There are several wellness strategies that can help beat back this unfortunate occurrence, however.
According to John Ayo, a travel health speaker, naturopath, former meeting planner and proprietor of travel health website Travel Balance, road warriors can arm themselves with relatively simple precautions and remedies that will get them back to feeling at the top of their game.
Photo: John Ayo, Travel Balance
“That’s kind of the heart of my travel message: How do we reduce stress when we can, because when stress goes up, the immune system goes down,” Ayo said. “When you travel there’s a whole lot of additional stressors you can control.”
Ayo said that the body’s adrenal glands are a key to managing stress. The adrenal glands, which sit on top of each kidney, create the hormone cortisol, which helps manage stress.
“Today we’re in a 24/7 attack,” Ayo said. “Our adrenals are stressed out and they can’t respond, and that leads to side effects such as stress attacks.”
Besides headaches, Ayo said that stress can also contribute to chronic digestive problems, irritable bowel syndrome, gas, bloating, acid reflux, sleep deprivation and anxiety—all things best not to pack when traveling for business.
[Related: Essential De-Stressing Tips for Meeting Planners]
Fighting Stress on the Road
Ayo offered the following advice for combatting stress-related headaches while traveling:
Reduce stress using mindfulness techniques or apps.
Optimize your vitamin D intake by making sure you expose your skin to the sun for at least 20 minutes a day. UV rays from the sun convert cholesterol to a hormone called vitamin D and boosts the immune system, which is why viruses typically spread in winter (less sunlight). We tend to be chronically deficient in vitamin D, so it may be wise to supplement with a good D3 supplement if you live in a low-sun region.
Exposure to the sun’s rays also increases the production of vitamin D, which fights headaches and also boosts the immune system, which is why viruses typically spread in winter.

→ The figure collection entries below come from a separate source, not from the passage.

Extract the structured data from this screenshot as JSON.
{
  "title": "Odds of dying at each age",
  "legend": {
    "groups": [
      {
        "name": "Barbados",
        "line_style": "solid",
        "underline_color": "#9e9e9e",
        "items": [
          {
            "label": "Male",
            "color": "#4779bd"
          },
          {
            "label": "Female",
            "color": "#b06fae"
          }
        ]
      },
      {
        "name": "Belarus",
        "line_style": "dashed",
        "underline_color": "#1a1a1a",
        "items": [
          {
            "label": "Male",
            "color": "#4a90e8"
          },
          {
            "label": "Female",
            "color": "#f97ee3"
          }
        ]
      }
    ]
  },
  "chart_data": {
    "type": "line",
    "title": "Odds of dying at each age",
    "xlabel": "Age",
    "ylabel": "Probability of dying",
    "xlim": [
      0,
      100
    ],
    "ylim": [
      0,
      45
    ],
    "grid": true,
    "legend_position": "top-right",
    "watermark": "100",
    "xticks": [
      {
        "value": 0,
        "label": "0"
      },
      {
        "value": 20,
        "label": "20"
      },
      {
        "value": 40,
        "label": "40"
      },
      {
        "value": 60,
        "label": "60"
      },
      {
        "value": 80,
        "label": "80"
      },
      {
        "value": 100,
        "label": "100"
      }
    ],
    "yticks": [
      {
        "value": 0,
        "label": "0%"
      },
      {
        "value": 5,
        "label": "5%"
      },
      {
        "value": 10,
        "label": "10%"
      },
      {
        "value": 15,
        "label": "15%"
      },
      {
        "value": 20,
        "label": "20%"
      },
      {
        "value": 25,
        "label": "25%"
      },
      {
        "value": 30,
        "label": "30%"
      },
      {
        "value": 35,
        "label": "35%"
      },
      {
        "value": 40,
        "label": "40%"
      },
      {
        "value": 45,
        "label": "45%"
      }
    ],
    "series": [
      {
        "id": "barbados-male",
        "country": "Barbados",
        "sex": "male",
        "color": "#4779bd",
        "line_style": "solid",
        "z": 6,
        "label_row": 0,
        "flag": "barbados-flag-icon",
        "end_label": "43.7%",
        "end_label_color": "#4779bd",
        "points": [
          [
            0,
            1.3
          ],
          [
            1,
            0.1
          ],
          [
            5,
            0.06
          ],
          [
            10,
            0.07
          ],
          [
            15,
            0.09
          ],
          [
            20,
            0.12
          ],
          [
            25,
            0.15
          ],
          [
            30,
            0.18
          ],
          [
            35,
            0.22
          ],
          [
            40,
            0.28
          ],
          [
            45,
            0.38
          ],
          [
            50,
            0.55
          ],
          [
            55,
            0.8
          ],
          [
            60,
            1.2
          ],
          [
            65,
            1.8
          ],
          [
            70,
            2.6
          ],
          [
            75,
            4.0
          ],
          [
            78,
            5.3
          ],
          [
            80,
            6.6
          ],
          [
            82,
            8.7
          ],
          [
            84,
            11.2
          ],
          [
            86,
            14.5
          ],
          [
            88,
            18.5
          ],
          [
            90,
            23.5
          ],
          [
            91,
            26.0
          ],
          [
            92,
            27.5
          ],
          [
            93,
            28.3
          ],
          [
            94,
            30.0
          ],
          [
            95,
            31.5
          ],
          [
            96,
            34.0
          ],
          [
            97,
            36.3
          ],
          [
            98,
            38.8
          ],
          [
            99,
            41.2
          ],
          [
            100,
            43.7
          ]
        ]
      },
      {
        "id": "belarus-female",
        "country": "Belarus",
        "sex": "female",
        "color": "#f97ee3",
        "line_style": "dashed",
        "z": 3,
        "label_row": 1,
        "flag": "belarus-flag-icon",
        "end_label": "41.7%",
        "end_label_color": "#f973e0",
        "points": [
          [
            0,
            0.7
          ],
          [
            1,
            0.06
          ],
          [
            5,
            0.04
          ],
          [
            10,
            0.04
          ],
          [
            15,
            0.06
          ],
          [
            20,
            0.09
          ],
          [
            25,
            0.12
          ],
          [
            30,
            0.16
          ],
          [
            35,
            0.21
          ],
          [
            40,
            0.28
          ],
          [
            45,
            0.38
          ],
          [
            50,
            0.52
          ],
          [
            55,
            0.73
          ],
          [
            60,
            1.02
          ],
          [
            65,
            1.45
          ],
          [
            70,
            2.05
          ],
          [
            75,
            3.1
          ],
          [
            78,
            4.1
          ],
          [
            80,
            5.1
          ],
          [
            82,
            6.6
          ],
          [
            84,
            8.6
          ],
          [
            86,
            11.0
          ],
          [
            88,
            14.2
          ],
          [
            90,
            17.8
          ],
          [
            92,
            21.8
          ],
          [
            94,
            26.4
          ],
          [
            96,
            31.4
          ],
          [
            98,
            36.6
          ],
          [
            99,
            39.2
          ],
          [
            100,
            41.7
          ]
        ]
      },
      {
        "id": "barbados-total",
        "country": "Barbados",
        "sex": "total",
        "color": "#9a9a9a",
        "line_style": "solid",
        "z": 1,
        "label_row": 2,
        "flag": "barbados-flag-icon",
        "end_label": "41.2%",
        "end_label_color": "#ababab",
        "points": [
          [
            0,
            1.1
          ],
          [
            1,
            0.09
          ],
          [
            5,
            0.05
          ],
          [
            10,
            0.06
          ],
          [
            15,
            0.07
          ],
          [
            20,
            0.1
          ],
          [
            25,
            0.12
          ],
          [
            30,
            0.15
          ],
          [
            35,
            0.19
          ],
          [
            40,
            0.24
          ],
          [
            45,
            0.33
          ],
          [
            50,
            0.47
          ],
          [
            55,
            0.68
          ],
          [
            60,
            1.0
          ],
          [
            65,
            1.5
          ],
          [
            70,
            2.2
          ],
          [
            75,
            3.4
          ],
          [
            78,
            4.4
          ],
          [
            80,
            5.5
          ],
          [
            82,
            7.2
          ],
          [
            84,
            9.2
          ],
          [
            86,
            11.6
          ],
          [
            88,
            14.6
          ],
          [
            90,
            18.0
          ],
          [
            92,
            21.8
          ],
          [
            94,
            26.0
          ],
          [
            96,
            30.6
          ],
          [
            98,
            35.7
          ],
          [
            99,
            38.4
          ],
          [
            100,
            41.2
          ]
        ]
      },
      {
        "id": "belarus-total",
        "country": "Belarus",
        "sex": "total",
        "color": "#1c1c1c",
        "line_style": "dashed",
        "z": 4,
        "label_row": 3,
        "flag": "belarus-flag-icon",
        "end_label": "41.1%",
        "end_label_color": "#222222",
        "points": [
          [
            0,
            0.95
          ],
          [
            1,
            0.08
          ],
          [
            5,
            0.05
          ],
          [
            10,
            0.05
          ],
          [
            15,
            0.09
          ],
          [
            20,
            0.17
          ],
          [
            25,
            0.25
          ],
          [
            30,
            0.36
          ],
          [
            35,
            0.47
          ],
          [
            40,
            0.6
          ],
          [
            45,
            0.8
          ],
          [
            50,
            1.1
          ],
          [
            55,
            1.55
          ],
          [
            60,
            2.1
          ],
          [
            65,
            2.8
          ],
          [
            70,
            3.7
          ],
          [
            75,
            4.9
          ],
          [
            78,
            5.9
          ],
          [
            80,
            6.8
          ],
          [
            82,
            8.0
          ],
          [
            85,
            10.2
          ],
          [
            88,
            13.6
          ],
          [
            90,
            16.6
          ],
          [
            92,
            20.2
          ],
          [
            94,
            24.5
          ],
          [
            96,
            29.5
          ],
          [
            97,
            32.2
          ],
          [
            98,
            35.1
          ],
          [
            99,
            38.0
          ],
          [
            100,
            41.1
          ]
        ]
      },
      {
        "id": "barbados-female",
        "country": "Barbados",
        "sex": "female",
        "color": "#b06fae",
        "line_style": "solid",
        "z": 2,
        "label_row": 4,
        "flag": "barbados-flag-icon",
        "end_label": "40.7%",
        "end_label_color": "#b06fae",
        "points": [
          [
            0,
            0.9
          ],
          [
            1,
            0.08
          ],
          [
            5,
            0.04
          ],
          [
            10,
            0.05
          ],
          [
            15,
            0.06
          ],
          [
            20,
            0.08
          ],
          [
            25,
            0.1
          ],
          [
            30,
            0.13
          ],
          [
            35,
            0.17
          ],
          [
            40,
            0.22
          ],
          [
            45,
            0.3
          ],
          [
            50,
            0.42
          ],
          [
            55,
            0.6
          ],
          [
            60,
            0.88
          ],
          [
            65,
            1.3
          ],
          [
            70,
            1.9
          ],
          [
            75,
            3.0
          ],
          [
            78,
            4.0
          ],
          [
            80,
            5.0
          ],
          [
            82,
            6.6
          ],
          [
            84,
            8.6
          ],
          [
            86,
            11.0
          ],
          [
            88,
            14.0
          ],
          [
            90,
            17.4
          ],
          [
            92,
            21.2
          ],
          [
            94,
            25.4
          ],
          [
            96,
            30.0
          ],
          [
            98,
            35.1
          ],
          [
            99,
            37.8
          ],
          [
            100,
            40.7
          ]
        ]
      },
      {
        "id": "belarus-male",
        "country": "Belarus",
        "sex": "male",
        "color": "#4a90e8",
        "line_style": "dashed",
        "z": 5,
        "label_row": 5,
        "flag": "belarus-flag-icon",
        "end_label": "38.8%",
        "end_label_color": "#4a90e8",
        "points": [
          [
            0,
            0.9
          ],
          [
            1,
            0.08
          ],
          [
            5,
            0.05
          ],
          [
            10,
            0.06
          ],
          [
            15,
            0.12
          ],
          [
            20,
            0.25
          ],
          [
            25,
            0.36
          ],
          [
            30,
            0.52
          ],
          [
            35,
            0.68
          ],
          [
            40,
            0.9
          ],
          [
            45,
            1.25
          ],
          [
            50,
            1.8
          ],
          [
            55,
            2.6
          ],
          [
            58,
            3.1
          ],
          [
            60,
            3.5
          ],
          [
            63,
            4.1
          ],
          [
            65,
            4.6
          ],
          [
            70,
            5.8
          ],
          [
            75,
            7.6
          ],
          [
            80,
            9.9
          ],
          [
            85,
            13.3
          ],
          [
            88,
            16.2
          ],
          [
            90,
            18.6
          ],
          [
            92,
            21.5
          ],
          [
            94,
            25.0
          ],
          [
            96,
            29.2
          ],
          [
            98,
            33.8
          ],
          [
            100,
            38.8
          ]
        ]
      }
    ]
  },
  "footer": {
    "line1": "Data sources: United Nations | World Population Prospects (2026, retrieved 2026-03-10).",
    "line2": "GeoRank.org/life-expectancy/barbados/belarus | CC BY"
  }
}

Use essential oils such as peppermint and ginger by smelling them or putting them on the back of your neck. Both of these essential oils are great stress-reducers, according to Ayo.
Soak in a bath of Epsom salts (magnesium sulfate). Human bodies are chronically deficient in magnesium sulfate, which offers calming properties.
Food choices and knowing your sensitivities are also important. Many people are sensitive to gluten, dairy, eggs, artificial sweeteners (like those found in diet sodas) and MSG, or monosodium glutamate. Evaluate what you’re eating and drinking and try to determine what is causing your headaches.
Drink a lot of filtered water. Proper hydration is always key to maintaining optimal health.
Close your eyes and concentrate on your breathing.
If you’re in a place that offers herbal teas, such as a hotel, try drinking peppermint tea, which is a natural stress-reducer.
“Sometimes you don’t have a lot of choices when you’re on the road, so you have to plan ahead,” Ayo advised, adding that most destinations will have stores that offer homeopathic remedies.
“Everything is the same, whether I have a headache in my office or traveling,” he summed up. “There’s just more stressors on the road.”